AMD Radeon RX 6650 XT

### Please provide additional context if applicable. You can attach files too, but might need to rename to .txt or .zip

_No response_
ralfbrown commented 3 weeks ago

Unfortunately there is no line-number information in the backtrace, but it seems to be crashing while firing off parallel threads in OpenMP to process the for() loop in dt_view_image_get_surface. Can you try running

OMP_THREAD_LIMIT=1 OMP_NUM_THREADS=1 darktable -t 1

(this will be slow since parallelized code will only be using one core)

mabod commented 3 weeks ago

No, that does not work.

╰─# OMP_THREAD_LIMIT=1 OMP_NUM_THREADS=1 darktable -t 1
     0.0011 [dt_init --threads] using 1 threads for openmp parallel sections

This GDB supports auto-downloading debuginfo from the following URLs:
  <https://debuginfod.archlinux.org>
Enable debuginfod for this session? (y or [n]) [answered N; input not from terminal]
Debuginfod has been disabled.
To make this setting permanent, add 'set debuginfod enabled off' to .gdbinit.
[New LWP 1091371]
...
backtrace written to /tmp/darktable_bt_VEVIU2.txt
zsh: segmentation fault (core dumped)  OMP_THREAD_LIMIT=1 OMP_NUM_THREADS=1 darktable -t 1
ralfbrown commented 3 weeks ago

That means the problem is almost certainly an incompatibility between one of your custom compilation options and the OpenMP library, since we've ruled out mulitple threads somehow clobbering each other. Start by building with CFLAGS and LDFLAGS commented out and (if that works) adding back one option at a time.
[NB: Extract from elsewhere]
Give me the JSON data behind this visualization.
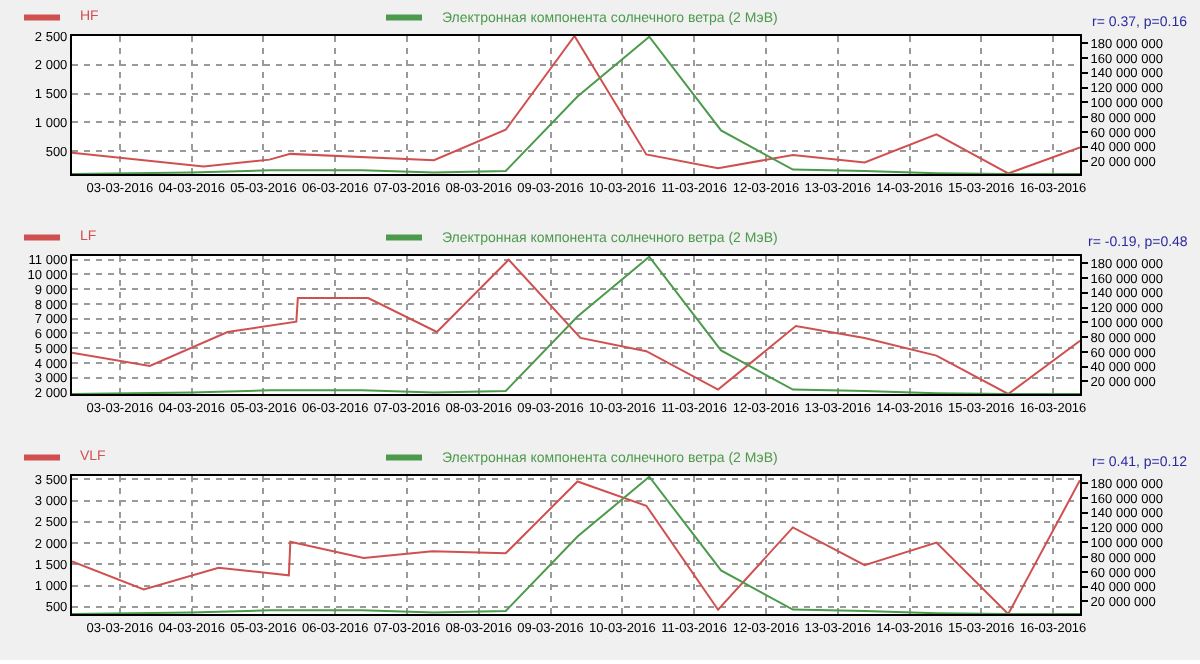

mabod commented 3 weeks ago

I did compile with one compiler option at a time and the coredump occurs with option "-fno-plt". This is reproducible.

This is what gcc documentation says about it (https://gcc.gnu.org/onlinedocs/gcc/Code-Gen-Options.html#index-fno-plt)

-fno-plt

    Do not use the PLT for external function calls in position-independent code. Instead, load the 
callee address at call sites from the GOT and branch to it. This leads to more efficient code by 
eliminating PLT stubs and exposing GOT loads to optimizations. On architectures such as 32-bit 
x86 where PLT stubs expect the GOT pointer in a specific register, this gives more register 
allocation freedom to the compiler. Lazy binding requires use of the PLT; with -fno-plt all external 
symbols are resolved at load time.

    Alternatively, the function attribute noplt can be used to avoid calls through the PLT for specific 
external functions.

    In position-dependent code, a few targets also convert calls to functions that are marked to not 
use the PLT to use the GOT instead.

But I did not find this option in the clang documentation

mabod commented 3 weeks ago

Now that I have a working llvm compiled darktable I did a benchmark and checked the time spend in pixelpipe with gcc vs. clang.

clang creates the slower binary with average= 3.520 secs +/- 0.064 secs (time in pixelpipe) gcc binary is faster: average= 2.997 secs +/- 0.002 secs (time in pixelpipe)

Anyways, you can close this issue if you want or you can use it for further clang discussion. I am good.

victoryforce commented 3 weeks ago

clang creates the slower binary with average= 3.520 secs +/- 0.064 secs (time in pixelpipe) gcc binary is faster: average= 2.997 secs +/- 0.002 secs (time in pixelpipe)

Yes, and for the darktable code, such a relationship of speeds has been observed for a long time. clang tends to compile slightly faster with the same compile options, but always the clang binary is noticeably (outside the statistical error) slower.

Anyways, you can close this issue if you want or you can use it for further clang discussion. I am good.

You can further discuss clang here regardless of the issue status, but since this is not a darktable bug, I'm closing the issue.